Hundreds were killed in the crackdown by Saleh loyalists on nationwide protests in the impoverished country during the uprising.
Few tents will, however, remain in the middle of the square as a reminder of the youth's demands for a "civil state" and to put on trial "corrupt leaders," including Hadi, according to activists.
On November 23, Saleh signed a Gulf-brokered deal after months of stalling, and handed power to Hadi, his then deputy, to implement the plan.
Early presidential elections were held with Hadi as the sole candidate after a consensual government led by the opposition was formed, while Saleh and his aides received immunity against prosecution.

Yemen pushes offensive, killing 26 fighters

June 6, 2012
By Ahmed al-Haj
Associated Press
SAN'A, Yemen - Yemen's army battled al-Qaeda extremists in two contested southern towns, killing at least 26, the country's Defense Ministry said Tuesday, part of its weeks-long offensive against the extremists.
In a separate development, sectarian clashes in northern Yemen have left at least 16 dead over the last two days.
Yemen's government has claimed for weeks that it is on the verge of recapturing Zinjibar, capital of the southern Abyan province, that fell to extremists more than a year ago, and that it is pushing on to the al-Qaeda stronghold of Jaar.

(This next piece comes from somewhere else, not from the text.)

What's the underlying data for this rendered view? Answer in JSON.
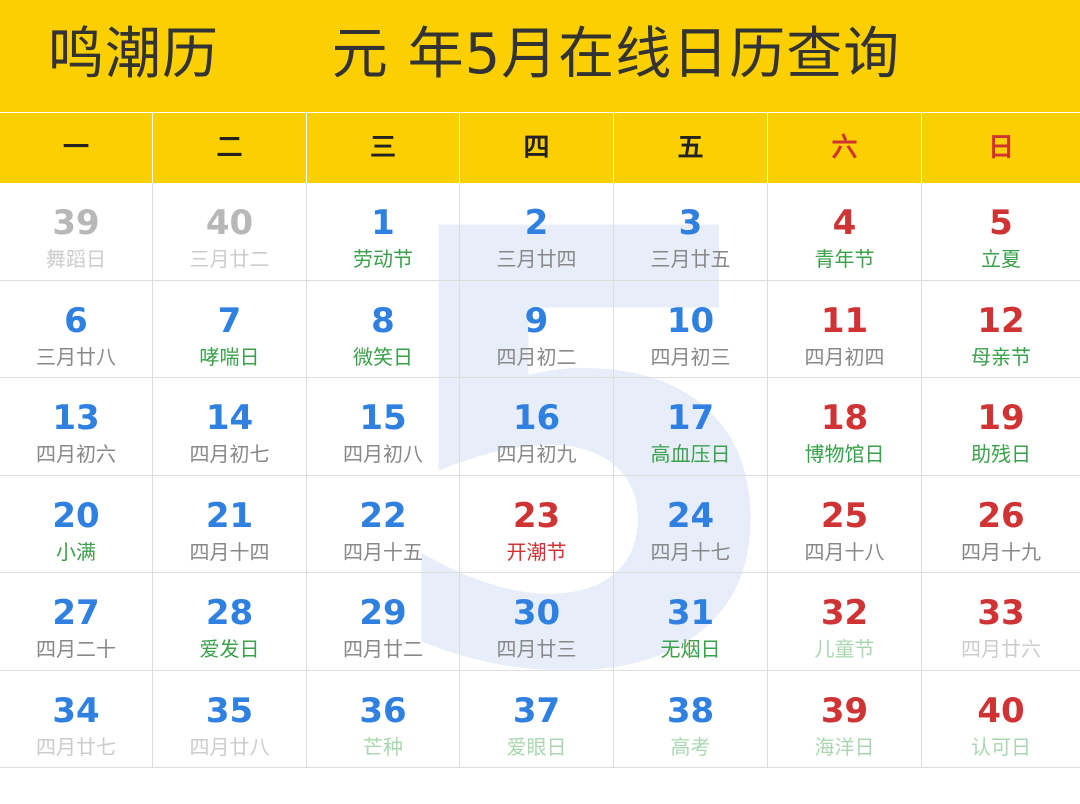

Battles in the two places rage on.
In the latest fighting, the ministry reported intense overnight clashes between government troops backed by artillery in Zinjibar and nearby Qut that left 23 dead, including Pakistani and Somalian nationals.
Also, fighting in the town of Jaar left 10 al-Qaeda fighters dead or wounded, military officials said. They spoke on condition of anonymity because they were not authorized to speak to reporters.

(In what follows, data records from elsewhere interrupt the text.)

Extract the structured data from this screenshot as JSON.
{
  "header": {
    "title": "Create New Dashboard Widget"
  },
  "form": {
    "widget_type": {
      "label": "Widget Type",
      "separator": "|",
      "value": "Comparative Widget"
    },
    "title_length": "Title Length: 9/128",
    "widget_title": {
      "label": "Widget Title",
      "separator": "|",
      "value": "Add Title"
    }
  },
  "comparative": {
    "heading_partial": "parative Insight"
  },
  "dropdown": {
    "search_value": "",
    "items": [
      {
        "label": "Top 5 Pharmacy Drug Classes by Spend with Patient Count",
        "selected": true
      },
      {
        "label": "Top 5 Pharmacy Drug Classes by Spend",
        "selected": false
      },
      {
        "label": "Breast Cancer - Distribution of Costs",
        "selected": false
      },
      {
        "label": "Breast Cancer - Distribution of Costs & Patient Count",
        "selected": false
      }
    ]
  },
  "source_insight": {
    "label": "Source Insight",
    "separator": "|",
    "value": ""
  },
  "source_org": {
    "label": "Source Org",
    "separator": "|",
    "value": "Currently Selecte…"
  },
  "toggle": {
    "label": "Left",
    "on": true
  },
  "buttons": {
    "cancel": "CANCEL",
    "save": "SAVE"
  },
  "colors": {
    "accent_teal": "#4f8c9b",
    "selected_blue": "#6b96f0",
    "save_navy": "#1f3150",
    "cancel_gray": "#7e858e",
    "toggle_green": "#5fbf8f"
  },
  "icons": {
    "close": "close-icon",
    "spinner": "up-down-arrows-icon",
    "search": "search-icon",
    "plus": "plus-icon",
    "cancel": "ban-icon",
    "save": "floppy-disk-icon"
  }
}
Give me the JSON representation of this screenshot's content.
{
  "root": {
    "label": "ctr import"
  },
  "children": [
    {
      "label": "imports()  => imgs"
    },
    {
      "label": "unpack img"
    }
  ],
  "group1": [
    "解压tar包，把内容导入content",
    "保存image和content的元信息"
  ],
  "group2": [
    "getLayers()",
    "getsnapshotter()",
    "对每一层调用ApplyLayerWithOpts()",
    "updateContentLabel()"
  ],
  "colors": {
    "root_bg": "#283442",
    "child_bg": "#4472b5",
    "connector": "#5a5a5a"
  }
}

To the east of Zinjibar, four al-Qaeda extremists were killed and one wounded while preparing a car bomb in the coastal town of Shaqra, an official said.
On Monday, two suicide bombers tried to hit army barracks and checkpoints in the same town in an attempt to stop the military from advancing in the south, killing four army-allied militiamen. Al-Qaeda has increasingly used suicide bombers and car bombs to try to halt the military offensive in the south, which started escalating May 12.
Al-Qaeda-linked extremists took advantage of Yemen's political turmoil last year to seize broad swaths of territory in the south. The network's branch in Yemen, known as al-Qaeda in the Arabian Peninsula, was behind the failed Christmas 2009 attempt to bomb an American airliner and other attempted attacks.